OpenAI has publicly responded to the copyright infringement lawsuit that The New York Times initiated in December.
The statement isn’t likely to result in the withdrawal of the lawsuit but it gives an insight into what lines of argument the company’s lawyers may follow.
Here’s a TLDR version of the four main points from the statement:
1. OpenAI says it aims to “support a healthy news ecosystem, be a good partner, and create mutually beneficial opportunities.”It says its products can help reporters and editors do their jobs better and reach their intended audiences in new ways.
In turn, it would like to use their data to train its models. OpenAI listed several media companies like Axel Springer with which it has entered into mutually beneficial relationships.
2. OpenAI still believes that training AI models with publicly available data is fair use and listed countries and organizations that agree.
OpenAI now provides a means to opt-out to block scraper bots but it doesn’t mention an option of removing historical training data before the opt-out feature.

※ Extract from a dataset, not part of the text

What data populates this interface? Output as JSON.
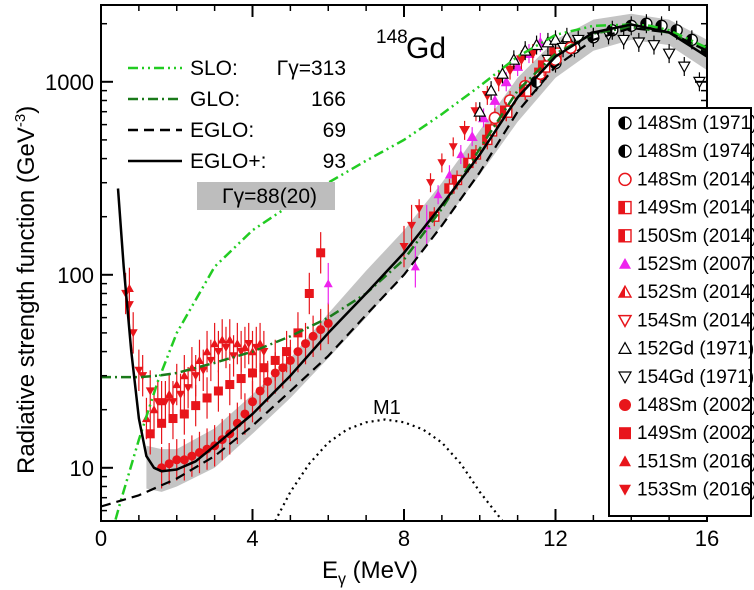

3. Regurgitation of verbatim pieces of copyrighted content is a “rare bug” and OpenAI is working on fixing that. If content from The Times is syndicated and published on multiple platforms it’s bound to be reproduced by ChatGPT if users really try to get it to.
OpenAI says they expect users to “act responsibly” and not to do this. The New York Times content is such a tiny slice of ChatGPT’s training data so OpenAI says it doesn’t really move the needle much as far as training data goes.
4. OpenAI says The New York Times is not telling the full story. OpenAI thought their talks were progressing positively until they picked up a copy of The Times and learned about the legal action.
The examples of the regurgitated content were from old articles that were plastered all over the internet. OpenAI says the examples of the verbatim content were induced and suspects that “they either instructed the model to regurgitate or cherry-picked their examples from many attempts.”
The statement, which you can read in full here, ends with OpenAI expressing its hope that it can patch things up with paper. The alternative doesn’t look good for either side.